Untuk keamanan, Kevin pun terpaksa membeli beberapa makanan cepat saji itu agar tidak dicurigai. Kevin pun bergegas pergi ke luar kota, kembali menginap di hutan buatan.
"Jadi, sangat mungkin cincin dan tubuhku ini ditenagai dari hasil iradiasi itu. Hufh, baiklah kalau begitu", Kevin telah memutuskan untuk kembali berkelana dan mengunjungi kota Dorman lagi untuk mengisi ulang energinya secara cepat jika diperlukan. Tentu saja karena ia tak mungkin mencuri thorium yang sama sekali tidak ia ketahui cara penggunaannya.

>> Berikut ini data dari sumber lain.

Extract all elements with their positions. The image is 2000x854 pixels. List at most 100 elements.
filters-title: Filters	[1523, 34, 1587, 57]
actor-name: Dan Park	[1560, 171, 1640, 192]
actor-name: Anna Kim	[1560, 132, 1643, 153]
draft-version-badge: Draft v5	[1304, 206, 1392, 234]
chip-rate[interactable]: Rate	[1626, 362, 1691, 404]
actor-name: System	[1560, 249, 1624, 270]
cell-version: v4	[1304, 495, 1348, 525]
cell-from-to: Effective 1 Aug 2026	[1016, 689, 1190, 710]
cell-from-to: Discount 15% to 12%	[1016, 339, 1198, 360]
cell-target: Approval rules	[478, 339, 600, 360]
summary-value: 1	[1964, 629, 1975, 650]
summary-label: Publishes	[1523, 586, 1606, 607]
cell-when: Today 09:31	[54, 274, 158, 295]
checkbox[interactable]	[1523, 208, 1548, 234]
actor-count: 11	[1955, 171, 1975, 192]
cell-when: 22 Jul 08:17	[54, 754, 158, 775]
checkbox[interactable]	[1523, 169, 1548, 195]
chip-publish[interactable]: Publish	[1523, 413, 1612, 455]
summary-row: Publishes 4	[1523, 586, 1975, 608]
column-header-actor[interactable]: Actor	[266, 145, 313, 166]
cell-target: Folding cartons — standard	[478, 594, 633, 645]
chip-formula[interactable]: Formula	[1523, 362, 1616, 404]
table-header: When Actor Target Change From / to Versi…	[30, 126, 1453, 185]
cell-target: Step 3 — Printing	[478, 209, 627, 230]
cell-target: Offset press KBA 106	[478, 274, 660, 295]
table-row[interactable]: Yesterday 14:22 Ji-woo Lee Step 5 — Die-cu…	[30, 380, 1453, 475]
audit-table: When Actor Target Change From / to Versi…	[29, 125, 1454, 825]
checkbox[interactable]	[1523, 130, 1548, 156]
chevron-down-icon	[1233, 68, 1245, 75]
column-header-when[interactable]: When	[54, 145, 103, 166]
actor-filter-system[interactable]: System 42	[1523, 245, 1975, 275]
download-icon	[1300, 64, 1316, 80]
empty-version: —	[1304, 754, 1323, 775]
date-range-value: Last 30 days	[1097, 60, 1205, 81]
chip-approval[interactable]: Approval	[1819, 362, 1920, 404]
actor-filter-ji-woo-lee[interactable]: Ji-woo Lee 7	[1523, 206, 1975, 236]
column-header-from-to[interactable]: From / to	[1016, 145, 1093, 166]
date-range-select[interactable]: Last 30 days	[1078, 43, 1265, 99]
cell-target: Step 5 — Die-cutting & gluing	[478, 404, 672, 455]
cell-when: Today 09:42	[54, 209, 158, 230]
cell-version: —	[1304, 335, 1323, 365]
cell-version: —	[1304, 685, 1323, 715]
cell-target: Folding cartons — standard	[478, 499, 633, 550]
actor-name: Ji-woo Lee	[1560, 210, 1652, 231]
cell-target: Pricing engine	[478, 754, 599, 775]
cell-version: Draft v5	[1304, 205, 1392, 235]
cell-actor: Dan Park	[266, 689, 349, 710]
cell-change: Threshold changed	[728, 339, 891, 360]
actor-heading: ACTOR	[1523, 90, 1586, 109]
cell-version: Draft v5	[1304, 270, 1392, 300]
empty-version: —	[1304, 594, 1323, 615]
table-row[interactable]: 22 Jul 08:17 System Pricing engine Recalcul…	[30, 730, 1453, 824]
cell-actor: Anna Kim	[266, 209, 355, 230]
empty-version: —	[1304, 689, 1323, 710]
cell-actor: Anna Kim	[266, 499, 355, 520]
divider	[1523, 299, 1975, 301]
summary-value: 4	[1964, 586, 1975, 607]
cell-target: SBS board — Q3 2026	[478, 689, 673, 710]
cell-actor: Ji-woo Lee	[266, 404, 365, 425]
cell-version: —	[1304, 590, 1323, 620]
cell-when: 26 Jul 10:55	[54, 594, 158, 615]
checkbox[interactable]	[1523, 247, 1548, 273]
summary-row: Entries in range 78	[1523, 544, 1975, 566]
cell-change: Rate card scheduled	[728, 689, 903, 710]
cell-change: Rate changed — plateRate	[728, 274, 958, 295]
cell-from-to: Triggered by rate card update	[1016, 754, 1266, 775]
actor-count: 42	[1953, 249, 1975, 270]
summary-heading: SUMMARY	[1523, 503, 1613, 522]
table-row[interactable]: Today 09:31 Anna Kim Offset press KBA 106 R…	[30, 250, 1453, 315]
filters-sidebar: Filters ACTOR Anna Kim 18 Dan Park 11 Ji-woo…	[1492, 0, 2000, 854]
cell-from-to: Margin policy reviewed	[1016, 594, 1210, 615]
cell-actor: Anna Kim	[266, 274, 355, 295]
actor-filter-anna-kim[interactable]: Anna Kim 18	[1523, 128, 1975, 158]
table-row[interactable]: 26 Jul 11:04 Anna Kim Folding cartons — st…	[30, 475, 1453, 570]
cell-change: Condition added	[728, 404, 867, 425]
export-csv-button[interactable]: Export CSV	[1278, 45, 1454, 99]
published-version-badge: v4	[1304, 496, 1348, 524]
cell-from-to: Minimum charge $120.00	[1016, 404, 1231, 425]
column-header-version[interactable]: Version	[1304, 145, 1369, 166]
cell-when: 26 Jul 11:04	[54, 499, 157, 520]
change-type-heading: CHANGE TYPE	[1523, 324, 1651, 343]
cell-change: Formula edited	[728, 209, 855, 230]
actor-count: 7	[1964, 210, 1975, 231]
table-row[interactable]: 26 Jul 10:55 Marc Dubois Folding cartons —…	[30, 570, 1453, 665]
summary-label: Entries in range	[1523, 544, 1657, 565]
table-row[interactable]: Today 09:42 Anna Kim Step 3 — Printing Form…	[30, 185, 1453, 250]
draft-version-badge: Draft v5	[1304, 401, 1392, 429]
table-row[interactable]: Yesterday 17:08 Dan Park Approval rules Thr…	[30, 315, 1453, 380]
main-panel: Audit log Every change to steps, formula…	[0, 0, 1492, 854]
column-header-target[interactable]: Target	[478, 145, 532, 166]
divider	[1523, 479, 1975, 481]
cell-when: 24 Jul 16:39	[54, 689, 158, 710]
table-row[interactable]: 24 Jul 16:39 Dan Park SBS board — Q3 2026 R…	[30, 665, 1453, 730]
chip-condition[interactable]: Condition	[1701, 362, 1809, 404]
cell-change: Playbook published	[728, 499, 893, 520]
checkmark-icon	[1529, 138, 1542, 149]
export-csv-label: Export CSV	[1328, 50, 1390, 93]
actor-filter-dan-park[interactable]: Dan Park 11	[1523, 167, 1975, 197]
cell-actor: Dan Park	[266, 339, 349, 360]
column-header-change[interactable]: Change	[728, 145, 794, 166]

Sore itu juga Kevin bergegas pergi. Ia memilih jalan kaki untuk menghemat energi. Bahkan kecepatan jalannya saja sudah mampu mencapai 40km per jam tanpa kelelahan atau kehabisan banyak energi.
Dalam 20 menit, Kevin sudah tiba di sebuah kota yang terlihat biasa. Namun intuisinya menuntun untuk singgah di sana.
"Hufh, karena uangku habis, lebih baik kutukar koin emasku", Kevin berjalan mencari toko emas yang bersedia menerima koinnya.
"Koh, saya mau jual ini", Kevin menyodorkan dua puluh keping emas kecil. Pelayan toko seketika terkesima dengan koin dari kota Dorman. Ia pun berlari memanggil pemilik toko.
Seorang perempuan paruh baya pun menemui Kevin dan memeriksa keaslian koin Kevin.
"Satu koin ini senilai satu juta. Tapi, aku tak bisa membelinya jika kamu tidak bisa menunjukkan identitas dari kota Dorman", perempuan tionghoa itu berujar sembari mendorong balik koin Kevin.
Kevin pun menunjukkan kartu golden fox miliknya. Sontak mata perempuan itu melebar. Ia pun mengangguk seolah takut dan segera menukar koin Kevin dengan sebuah kartu debit berisi tiga puluh juta beserta pin kartu.
"Ini 30 juta. Silahkan datang lagi jika berkenan. Jika tahu tuan dari golden fox, kami takkan berani menghargai hanya satu juta per koin", ucap perempuan itu dengan tangan nampak sedikit gemetar. Kevin hanya mengernyit dan mengambil kartunya. Sama sekali tidak tahu dan tidak peduli. Terkait nilai tukar, Kevin sudah memprediksi bahwa biaya hidup di kota Dorman memang tidak sedikit.